Outro esquema que também se aplica a certos usos dessa preposição é o de CONTATO com uma superfície, quando duas ou mais entidades se tocam, como na situação descrita em (11). Existe uma noção topológica de ‘contato’ entre a “quadra” e “acampar”. A prototípica configuração bidimensional do marco favorece a emergência desse esquema. Mais que isso, através de seu conhecimento leigo sobre a física do dia-a- dia, o falante compreende o efeito funcional de ‘suporte’ por parte da quadra em relação à atividade, uma consequência muito comum em tal configuração espacial.

(11) Se for preciso, vamos acampar na quadra. (Estado de Minas – 05.08.2008)

FIGURA 2 – Representação do esquema de CONTATO, sem orientação intrínseca, no qual se destaca uma base sobre a qual se apoia um objeto.

Esses são alguns dos esquemas imagéticos relacionados à semântica da preposição em. Enquanto sua adequação a esses usos e na descrição de outras preposições é incontroversa entre semanticistas cognitivos, existe certa dificuldade em determinar critérios para o emprego do termo imagético (GRADY, 2005). Certos padrões motores, de dor, de emoção, de relações etc., nem sempre permitem a criação de imagens mentais. Johnson (1987. p. 23, e ao longo dessa obra) utiliza o termo amplo – esquema –, sem especificação, para se referir a esquemas ‘imagéticos’ ou ‘corporificados’, o que é razoável em face de sua clara posição a respeito da base corpórea dos mesmos. Nesta tese, o termo “esquema” também é aplicado àqueles imagéticos ou não.

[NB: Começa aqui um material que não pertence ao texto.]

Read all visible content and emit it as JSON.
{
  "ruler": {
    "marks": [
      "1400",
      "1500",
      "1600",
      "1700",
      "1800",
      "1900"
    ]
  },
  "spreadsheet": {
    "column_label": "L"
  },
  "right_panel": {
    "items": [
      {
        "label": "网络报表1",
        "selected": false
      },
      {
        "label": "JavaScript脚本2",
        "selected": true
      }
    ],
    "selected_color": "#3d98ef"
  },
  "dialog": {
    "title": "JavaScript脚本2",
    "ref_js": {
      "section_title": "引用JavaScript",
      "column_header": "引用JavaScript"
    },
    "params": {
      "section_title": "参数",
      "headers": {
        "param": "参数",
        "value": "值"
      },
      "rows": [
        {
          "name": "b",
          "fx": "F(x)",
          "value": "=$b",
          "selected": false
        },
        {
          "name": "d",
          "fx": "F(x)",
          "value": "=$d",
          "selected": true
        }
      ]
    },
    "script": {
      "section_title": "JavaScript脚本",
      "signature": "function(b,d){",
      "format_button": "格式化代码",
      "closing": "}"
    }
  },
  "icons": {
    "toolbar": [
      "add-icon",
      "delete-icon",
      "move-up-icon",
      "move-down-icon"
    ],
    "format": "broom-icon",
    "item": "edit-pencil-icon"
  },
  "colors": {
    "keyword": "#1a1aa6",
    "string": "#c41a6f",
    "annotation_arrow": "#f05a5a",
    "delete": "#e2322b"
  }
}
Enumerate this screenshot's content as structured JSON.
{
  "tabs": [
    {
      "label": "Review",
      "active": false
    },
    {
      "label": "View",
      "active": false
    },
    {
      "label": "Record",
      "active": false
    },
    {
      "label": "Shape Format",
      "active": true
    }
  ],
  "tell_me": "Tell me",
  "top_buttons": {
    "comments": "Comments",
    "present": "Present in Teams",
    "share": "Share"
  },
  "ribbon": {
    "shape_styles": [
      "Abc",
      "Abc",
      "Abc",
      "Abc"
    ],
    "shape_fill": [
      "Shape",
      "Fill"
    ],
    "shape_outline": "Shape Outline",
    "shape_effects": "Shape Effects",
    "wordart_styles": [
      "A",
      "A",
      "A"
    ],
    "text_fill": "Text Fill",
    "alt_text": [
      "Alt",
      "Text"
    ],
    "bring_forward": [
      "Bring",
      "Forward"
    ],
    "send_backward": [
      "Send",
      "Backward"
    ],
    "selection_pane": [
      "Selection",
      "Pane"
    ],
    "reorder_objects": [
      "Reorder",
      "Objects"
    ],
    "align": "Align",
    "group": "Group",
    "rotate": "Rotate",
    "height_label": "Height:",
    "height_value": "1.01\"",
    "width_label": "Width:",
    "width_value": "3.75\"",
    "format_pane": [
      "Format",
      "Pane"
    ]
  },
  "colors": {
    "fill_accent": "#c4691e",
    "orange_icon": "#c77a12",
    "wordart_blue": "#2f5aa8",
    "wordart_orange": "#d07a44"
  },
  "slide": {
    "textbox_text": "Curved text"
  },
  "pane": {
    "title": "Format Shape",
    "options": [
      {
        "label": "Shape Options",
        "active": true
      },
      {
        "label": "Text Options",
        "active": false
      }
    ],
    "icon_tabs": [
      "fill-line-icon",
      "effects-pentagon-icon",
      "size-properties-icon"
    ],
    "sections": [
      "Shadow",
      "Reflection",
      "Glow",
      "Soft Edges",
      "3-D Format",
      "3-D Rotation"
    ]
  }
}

Ressalva-se, porém, que a noção de ‘localização’ não constitui um conceito imagético nos termos descritos acima. Vandeloise (1991), por exemplo, a considera uma relação funcional, tendo em vista que o ser humano naturalmente busca localizar uma entidade em relação a outra. Em suma, a ‘localização’ pode ser considerada um esquema mais abstrato que se realiza imageticamente quando associado a outros elementos, constituindo, assim, instâncias mais específicas, com posição própria na rede esquemática de polissemia da preposição em.